• Dylan

What It Means To Be An Ally


When it comes to the LGBTQ community, many take the view that you’re either in or your out. And from a technical standpoint, I guess you can say that is true. But sometimes it’s not always best to look at things in terms of black and white. I was lucky enough to be born with a physical gender that matches how I feel mentally and a sexuality that society considers mainstream. Many others aren’t as lucky. This doesn’t mean their experience is any less valid than mine. Those who are different from who society expects them to be shouldn’t be ostracized; instead they should be celebrated. Because if there’s anything I’ve learned in my time on Earth, the majority of society’s expectations aren’t worth living up to.
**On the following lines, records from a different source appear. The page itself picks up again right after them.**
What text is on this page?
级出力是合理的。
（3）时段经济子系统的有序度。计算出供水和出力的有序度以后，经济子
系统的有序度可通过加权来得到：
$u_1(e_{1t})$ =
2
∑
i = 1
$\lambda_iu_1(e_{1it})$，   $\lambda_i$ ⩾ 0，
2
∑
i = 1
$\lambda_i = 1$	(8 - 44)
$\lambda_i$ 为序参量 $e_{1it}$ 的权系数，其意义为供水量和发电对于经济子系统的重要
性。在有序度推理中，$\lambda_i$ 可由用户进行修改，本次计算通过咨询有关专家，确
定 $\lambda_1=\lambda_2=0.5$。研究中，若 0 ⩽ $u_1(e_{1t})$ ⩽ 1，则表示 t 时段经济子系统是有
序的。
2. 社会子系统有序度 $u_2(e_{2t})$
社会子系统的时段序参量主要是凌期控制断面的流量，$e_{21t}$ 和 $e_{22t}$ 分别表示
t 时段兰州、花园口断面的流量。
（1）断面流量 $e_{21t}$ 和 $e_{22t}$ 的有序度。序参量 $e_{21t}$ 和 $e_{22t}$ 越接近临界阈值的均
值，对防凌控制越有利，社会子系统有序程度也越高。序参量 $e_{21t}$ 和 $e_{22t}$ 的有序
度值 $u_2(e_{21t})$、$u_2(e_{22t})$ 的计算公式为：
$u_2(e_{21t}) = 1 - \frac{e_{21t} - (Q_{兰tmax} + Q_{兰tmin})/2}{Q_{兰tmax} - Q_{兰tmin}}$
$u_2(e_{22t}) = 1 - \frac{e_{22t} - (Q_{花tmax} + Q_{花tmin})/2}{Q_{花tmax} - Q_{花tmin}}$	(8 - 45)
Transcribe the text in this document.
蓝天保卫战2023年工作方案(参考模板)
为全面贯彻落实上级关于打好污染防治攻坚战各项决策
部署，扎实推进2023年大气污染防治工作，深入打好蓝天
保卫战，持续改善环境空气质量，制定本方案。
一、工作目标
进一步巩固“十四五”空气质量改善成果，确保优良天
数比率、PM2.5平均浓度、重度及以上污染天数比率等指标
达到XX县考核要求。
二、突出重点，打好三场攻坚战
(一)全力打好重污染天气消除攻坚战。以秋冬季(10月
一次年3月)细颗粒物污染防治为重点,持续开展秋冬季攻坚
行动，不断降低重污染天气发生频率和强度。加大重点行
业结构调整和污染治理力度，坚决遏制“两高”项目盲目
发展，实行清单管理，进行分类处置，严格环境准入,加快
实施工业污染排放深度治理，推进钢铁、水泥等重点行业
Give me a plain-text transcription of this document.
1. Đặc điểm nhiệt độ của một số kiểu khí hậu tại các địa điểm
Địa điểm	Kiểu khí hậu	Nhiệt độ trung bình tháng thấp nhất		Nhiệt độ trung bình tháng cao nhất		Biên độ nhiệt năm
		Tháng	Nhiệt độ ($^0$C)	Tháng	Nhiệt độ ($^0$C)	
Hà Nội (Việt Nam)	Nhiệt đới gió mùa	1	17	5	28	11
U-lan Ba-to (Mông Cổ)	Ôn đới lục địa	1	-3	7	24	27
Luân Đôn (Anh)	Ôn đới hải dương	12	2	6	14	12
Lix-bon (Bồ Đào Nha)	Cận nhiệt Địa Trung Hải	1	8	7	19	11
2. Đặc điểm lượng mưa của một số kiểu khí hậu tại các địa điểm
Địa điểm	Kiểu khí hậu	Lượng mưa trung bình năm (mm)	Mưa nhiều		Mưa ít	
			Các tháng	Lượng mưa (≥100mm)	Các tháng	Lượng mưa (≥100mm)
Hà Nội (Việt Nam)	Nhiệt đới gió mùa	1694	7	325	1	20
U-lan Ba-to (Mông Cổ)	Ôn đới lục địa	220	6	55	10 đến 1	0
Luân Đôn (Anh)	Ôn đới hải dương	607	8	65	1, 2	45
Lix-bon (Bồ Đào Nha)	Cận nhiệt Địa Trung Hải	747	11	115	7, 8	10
When it comes to the plight of the LGBTQ community, it can be hard for a cis-gendered person to fully comprehend the hardships our counterparts have had to endure. You can learn about discriminatory practices, hate crimes, the pain of having to hide your true self for the sake of your safety. You can learn all these things, but you’ll never actually experience them, never have a true understand of what it is like. So then how do you be an ally? For me, it’s actually quite simple.

I like to start with myself. Before you can really know someone else, you have to know yourself. You have to know your beliefs and your values. Personally, just because I’m not LGBTQ doesn’t mean I don’t know what it is like to be an outsider. Growing up, I was always the kid in school who was a bit weird, a bit different. Who could stand on the fringes of many social groups but never truly fit into any of them. I remember being young and wanting so badly just to fit in. But, I also remember growing up, realizing how much it sucks to have to fit in, and how empowering it was to just be myself, even if it meant I would stick out or that some people wouldn’t like me. At the end of the day, you can’t control how others think. The upside is they can’t control how you think either. So it’s my belief that we all have the right to be our own individual. Your life is yours to live and yours only. Other may try to influence your thoughts and actions, but ultimately they only have the power you give them.

So where does all this fit in with the LGBTQ community and being an ally? Well, the same way I have my right to be my own individual; everybody else has the same right. Our LGBTQ friends aren’t different or abnormal; they’re themselves and have every right to be. When you really think about it, LGBTQ people and cis-people aren’t all that different. We all eat, sleep, and breathe. We all get out of bed and get dressed in the morning. We all go out into the world and share in both its splendors and its terrors. We all want to find meaning in life, to discover and do what makes us happy. These are not experiences that pertain to one sole group, but they are common human experiences, experiences that unite us all. That is why when it comes to being an ally, I don’t like to think of LGBTQ people as LGBTQ people. Instead, they’re just people, the same as you and I.

Being able to accept people for who they are is a great start to being an ally, but it’s not the only step. Just because you accept the LGBTQ community for who they are, doesn’t mean everyone else does. This is where being an ally really comes in. People don’t realize it, but being a cis-gendered ally gives you more power to help the LGBTQ community than they have themselves. If you witness someone being bigoted or discriminatory, step in and say something. Not only do you protect LGBTQ individuals in this scenario, but also the person discriminating against them will be far more impacted and likely to listen if it is someone like them telling them what they are doing is wrong. Sometimes people can get marooned on an island of hate, but if you offer them a bridge back home, they will want to take it. Being an ally is being that bridge. It’s being able to connect LBGTQ people and cis-people and say “look at how similar we are; look at how we are all the same. Let’s be united and not divided.”

Being an ally is about recognizing and teaching others that fighting for LGBTQ rights doesn’t take away cis-gendered rights. You don’t have to tear others down to boost the LGBTQ community up. The LGBTQ cause is about humanity, and ensuring every human has the right to be themselves. And the fight for the betterment of humanity is a noble one; a fight that participating in lets me hold my head high with pride. After all, are we not all just humans? If being an ally to the LGBTQ community means I can leave this world a better place for those who come after me, then I’m all in.